In managing change, providing people with choices, which are clear with, as much as possible, unequivocal consequences they can evaluate, alleviates the source of hopelessness that sometimes descends upon them.

This might mean engaging people in brainstorming issues and alternatives, as leaders are often not privy to what deeply concerns people affected by change and may miss alternatives which are easy to provide and mean a great deal more to individuals than the leader could possibly have understood.

Whilst it is very important for leaders to be clear about what has ended, there can be choice about how it ends. Whilst it is important that we communicate and receive and act on feedback there can be choice about by what means and how frequently people can access the communication and provide feedback.

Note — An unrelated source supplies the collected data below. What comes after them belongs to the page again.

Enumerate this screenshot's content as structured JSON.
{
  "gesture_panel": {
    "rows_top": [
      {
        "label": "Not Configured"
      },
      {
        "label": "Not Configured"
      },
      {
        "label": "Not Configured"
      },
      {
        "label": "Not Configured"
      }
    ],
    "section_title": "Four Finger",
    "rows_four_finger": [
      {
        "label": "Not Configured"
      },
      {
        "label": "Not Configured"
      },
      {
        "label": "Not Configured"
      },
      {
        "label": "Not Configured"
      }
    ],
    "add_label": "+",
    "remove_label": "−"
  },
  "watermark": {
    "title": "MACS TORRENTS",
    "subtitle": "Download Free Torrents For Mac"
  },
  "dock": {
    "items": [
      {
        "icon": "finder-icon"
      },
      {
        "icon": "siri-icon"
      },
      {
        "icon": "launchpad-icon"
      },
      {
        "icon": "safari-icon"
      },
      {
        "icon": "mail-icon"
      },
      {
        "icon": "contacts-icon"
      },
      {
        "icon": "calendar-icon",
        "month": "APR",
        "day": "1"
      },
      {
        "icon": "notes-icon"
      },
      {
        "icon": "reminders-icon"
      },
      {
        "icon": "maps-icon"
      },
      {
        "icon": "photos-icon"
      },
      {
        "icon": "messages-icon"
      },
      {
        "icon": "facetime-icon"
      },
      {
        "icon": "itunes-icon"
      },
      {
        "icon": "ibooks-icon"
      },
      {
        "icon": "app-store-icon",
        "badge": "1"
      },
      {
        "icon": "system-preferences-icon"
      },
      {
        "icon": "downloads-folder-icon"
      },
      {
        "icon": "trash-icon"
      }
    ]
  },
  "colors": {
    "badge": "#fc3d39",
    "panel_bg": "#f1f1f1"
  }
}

Making choice part of the language leaders use, when they communicate, makes people who are fearing change feel like they have options they may otherwise believe they did not. It needs to be said, however, that the choice must be offered with the lowest level of risk that can be mustered in order for people not to be paralysed by the fear of taking the “wrong” option.

Perception of control

Giving people choice is part of an overall need for most people to feel safe during significant change. That need is for control.

In people feeling the sense of loss which accompanies depression, a key factor is the sense of losing control over their emotions, their body’s physical reactions and their future. In managing change, it is important that people have the perception that they have control. Perceptions of control, are often linked to perceptions of power. Together control and power form strong motivators to action for or against the change. Whilst choice is a big part of providing that perception it is not the only component.

Research shows that it is more important for people to feel they have subjective control rather than objective control. That is, they must feel they have control. Actually having control by way of authorisation is not enough. They must intrinsically believe they have control.

This has implications for the leader in the way they behave. They must be consistent in what they say and do. It has implications for the individual too. They must be given the chance to resolve issues which provide doubt about their ability to control outcomes related to their changed circumstances. Whether it be new processes, new work activities, different colleagues or such, the greater degree of control they perceive they have, the less fear they will feel.

The perception of control relates directly to the organisation with whom I was running the simulation. The participants need to know what it feels like to experiment, to fail and learn in a safe environment. The simulation provided that in part, but it is not enough. Unless they have the experience back at work where they attempt to do something new and to fail is one where they perceive they have control over the inputs and the consequences of the outcomes, they are unlikely to venture far in the new way of working. Some will because it is their nature, but it is unlikely that a critical mass will try.

In a week where we were encouraged to ask, are you OK, of our workmates and friends who may be suffering the impact of depressive thoughts and emotions it has been instructive for me to think that we are all on a continuum and that the lessons learned from dealing with depression have resonance in dealing with people undergoing serious change in the workplace.